Table
Adam Weisweiler
An item at Metropolitan Museum of Art
This side table demonstrates the persistent taste for the exotic and Chinoiserie during the reign of Louis XVI, a period more typically defined by the restrained Neoclassical forms inspired by ancient Rome and Greece. Attributed to the famed Parisian cabinetmaker Adam Weisweiler, the oak table is veneered with ebony, incorporates panels of black and gold Japanese lacquer, and is set with strips of pewter and gilt-bronze mounts. It has a marble top. A small drawer is located in the frieze, and the four tapered octagonal legs are joined by an interlacing stretcher mounted with a gilt-bronze urn (possibly a replacement).

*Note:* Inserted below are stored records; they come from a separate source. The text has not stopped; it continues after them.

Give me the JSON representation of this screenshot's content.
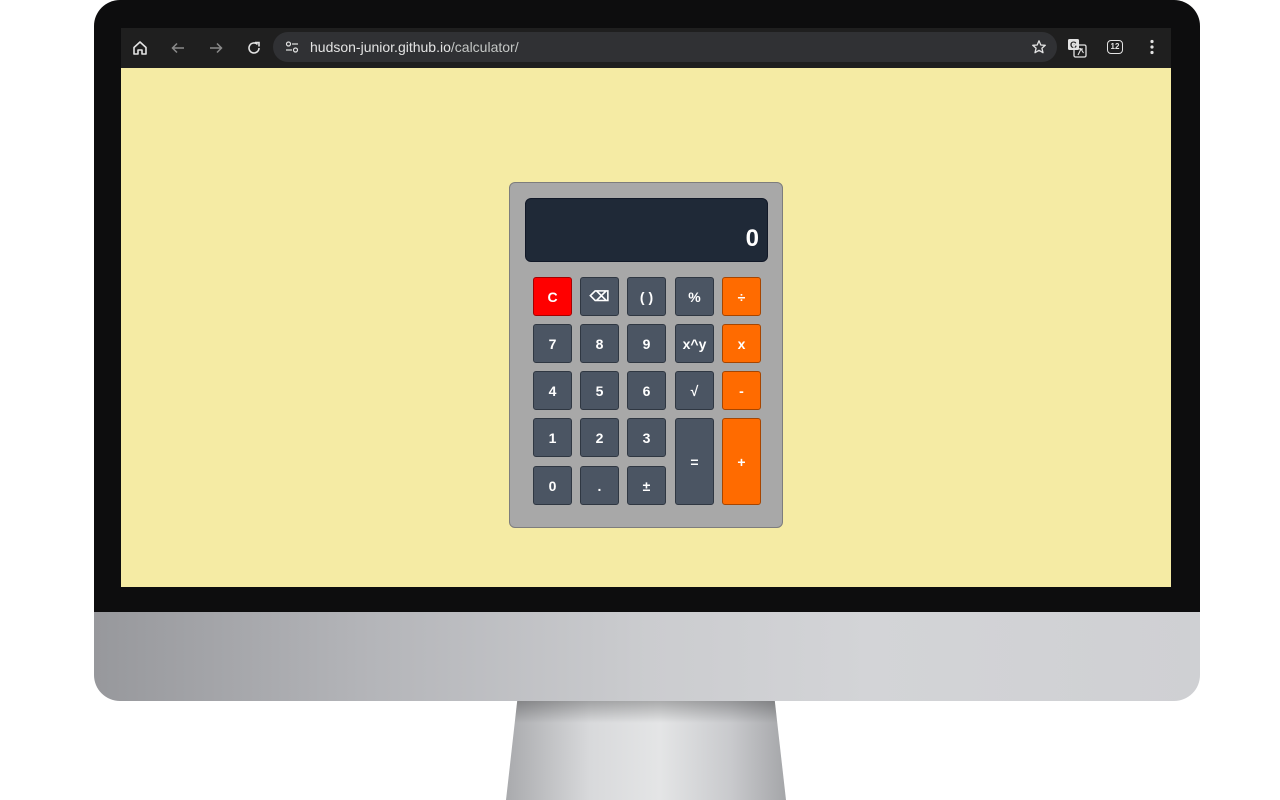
{
  "browser": {
    "home_icon": "home-icon",
    "back_icon": "arrow-left-icon",
    "forward_icon": "arrow-right-icon",
    "reload_icon": "reload-icon",
    "site_info_icon": "tune-icon",
    "url_host": "hudson-junior.github.io",
    "url_path": "/calculator/",
    "bookmark_icon": "star-icon",
    "translate_icon": "translate-icon",
    "tab_count": "12",
    "menu_icon": "kebab-menu-icon"
  },
  "calculator": {
    "display_value": "0",
    "keys": {
      "clear": "C",
      "backspace": "⌫",
      "parentheses": "( )",
      "percent": "%",
      "divide": "÷",
      "seven": "7",
      "eight": "8",
      "nine": "9",
      "power": "x^y",
      "multiply": "x",
      "four": "4",
      "five": "5",
      "six": "6",
      "sqrt": "√",
      "subtract": "-",
      "one": "1",
      "two": "2",
      "three": "3",
      "equals": "=",
      "add": "+",
      "zero": "0",
      "decimal": ".",
      "negate": "±"
    }
  },
  "colors": {
    "page_background": "#f5eba4",
    "display_background": "#1f2937",
    "key_default": "#4b5563",
    "key_clear": "#ff0000",
    "key_operator": "#ff6b00",
    "calculator_body": "#a8a8a8"
  }
}
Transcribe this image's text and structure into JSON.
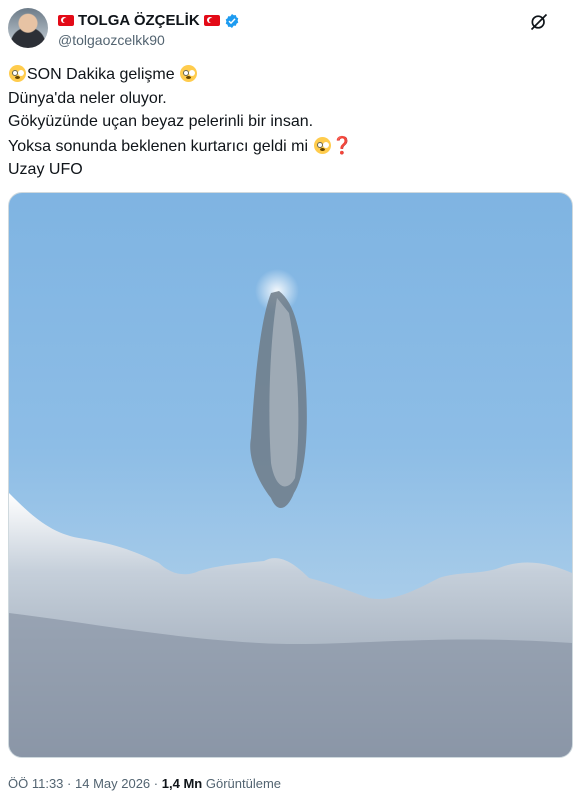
{
  "author": {
    "display_name": "TOLGA ÖZÇELİK",
    "handle": "@tolgaozcelkk90",
    "flag_icon": "turkey-flag-icon",
    "verified_icon": "verified-badge-icon"
  },
  "tweet": {
    "lines": [
      "SON Dakika gelişme",
      "Dünya'da neler oluyor.",
      "Gökyüzünde uçan beyaz pelerinli bir insan.",
      "Yoksa sonunda beklenen kurtarıcı geldi mi",
      "Uzay UFO"
    ],
    "emoji": "flushed-face-emoji",
    "question_mark": "❓"
  },
  "meta": {
    "time": "ÖÖ 11:33",
    "date": "14 May 2026",
    "separator": "·",
    "views_count": "1,4 Mn",
    "views_label": "Görüntüleme"
  },
  "colors": {
    "verified_blue": "#1d9bf0",
    "flag_red": "#e30a17",
    "muted": "#536471"
  }
}
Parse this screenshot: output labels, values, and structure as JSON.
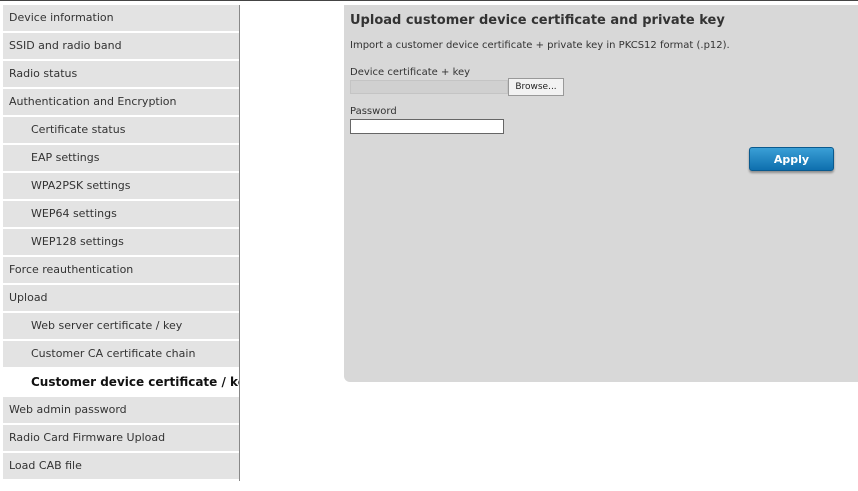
{
  "sidebar": {
    "items": [
      {
        "label": "Device information",
        "sub": false,
        "active": false
      },
      {
        "label": "SSID and radio band",
        "sub": false,
        "active": false
      },
      {
        "label": "Radio status",
        "sub": false,
        "active": false
      },
      {
        "label": "Authentication and Encryption",
        "sub": false,
        "active": false
      },
      {
        "label": "Certificate status",
        "sub": true,
        "active": false
      },
      {
        "label": "EAP settings",
        "sub": true,
        "active": false
      },
      {
        "label": "WPA2PSK settings",
        "sub": true,
        "active": false
      },
      {
        "label": "WEP64 settings",
        "sub": true,
        "active": false
      },
      {
        "label": "WEP128 settings",
        "sub": true,
        "active": false
      },
      {
        "label": "Force reauthentication",
        "sub": false,
        "active": false
      },
      {
        "label": "Upload",
        "sub": false,
        "active": false
      },
      {
        "label": "Web server certificate / key",
        "sub": true,
        "active": false
      },
      {
        "label": "Customer CA certificate chain",
        "sub": true,
        "active": false
      },
      {
        "label": "Customer device certificate / key",
        "sub": true,
        "active": true
      },
      {
        "label": "Web admin password",
        "sub": false,
        "active": false
      },
      {
        "label": "Radio Card Firmware Upload",
        "sub": false,
        "active": false
      },
      {
        "label": "Load CAB file",
        "sub": false,
        "active": false
      }
    ]
  },
  "main": {
    "title": "Upload customer device certificate and private key",
    "description": "Import a customer device certificate + private key in PKCS12 format (.p12).",
    "cert_label": "Device certificate + key",
    "browse_label": "Browse...",
    "password_label": "Password",
    "password_value": "",
    "apply_label": "Apply"
  },
  "colors": {
    "accent": "#1a7fc1",
    "nav_bg": "#e3e3e3",
    "panel_bg": "#d8d8d8"
  }
}
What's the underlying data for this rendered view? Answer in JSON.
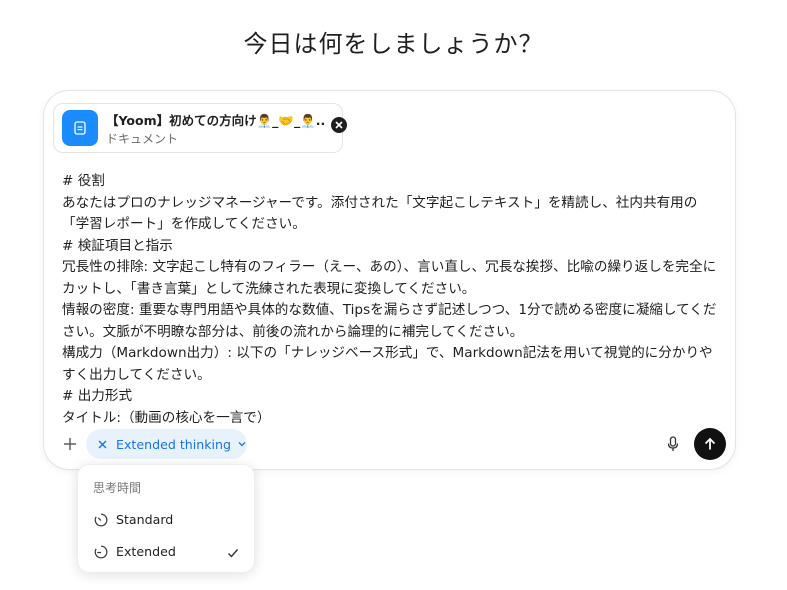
{
  "page": {
    "title": "今日は何をしましょうか？"
  },
  "attachment": {
    "name": "【Yoom】初めての方向け👨‍💼_🤝_👨‍💼...",
    "type": "ドキュメント"
  },
  "prompt": {
    "lines": [
      "# 役割",
      "あなたはプロのナレッジマネージャーです。添付された「文字起こしテキスト」を精読し、社内共有用の「学習レポート」を作成してください。",
      "# 検証項目と指示",
      "冗長性の排除: 文字起こし特有のフィラー（えー、あの）、言い直し、冗長な挨拶、比喩の繰り返しを完全にカットし、「書き言葉」として洗練された表現に変換してください。",
      "情報の密度: 重要な専門用語や具体的な数値、Tipsを漏らさず記述しつつ、1分で読める密度に凝縮してください。文脈が不明瞭な部分は、前後の流れから論理的に補完してください。",
      "構成力（Markdown出力）: 以下の「ナレッジベース形式」で、Markdown記法を用いて視覚的に分かりやすく出力してください。",
      "# 出力形式",
      "タイトル:（動画の核心を一言で）"
    ]
  },
  "toolbar": {
    "plus_icon": "plus-icon",
    "chip_label": "Extended thinking",
    "mic_icon": "microphone-icon",
    "send_icon": "arrow-up-icon"
  },
  "menu": {
    "header": "思考時間",
    "items": [
      {
        "label": "Standard",
        "selected": false
      },
      {
        "label": "Extended",
        "selected": true
      }
    ]
  },
  "colors": {
    "accent": "#1a73e8",
    "chip_bg": "#e8f2fd",
    "attachment_icon_bg": "#1a8cff",
    "send_bg": "#111111"
  }
}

The central lacquer panel located in the frieze, paired with the two gilt-bronze panels featuring fauns and trophies, demonstrates how furniture under the reign of Louis XVI combined lacquer from the Far East with classical motifs from antiquity. Seen with the museum’s vases chinois, a pair of vases produced around 1791 at Sèvres that sought to mimic the effects of black lacquer (1971.206.23), this desk typifies the black and gold aesthetics that briefly prevailed in the last decades of the ancien régime
European Sculpture and Decorative Arts
An exhibit at Metropolitan Museum of Art
The fifty thousand objects in the Museum's comprehensive and historically important collection of European sculpture and decorative arts reflect the development of a number of art forms in Western European countries from the early fifteenth through the early twentieth century. The holdings include sculpture in many sizes and media, woodwork and furniture, ceramics and glass, metalwork and jewelry, horological and mathematical instruments, and tapestries and textiles. Ceramics made in Asia for export to European markets and sculpture and decorative arts produced in Latin America during this period are also included among these works.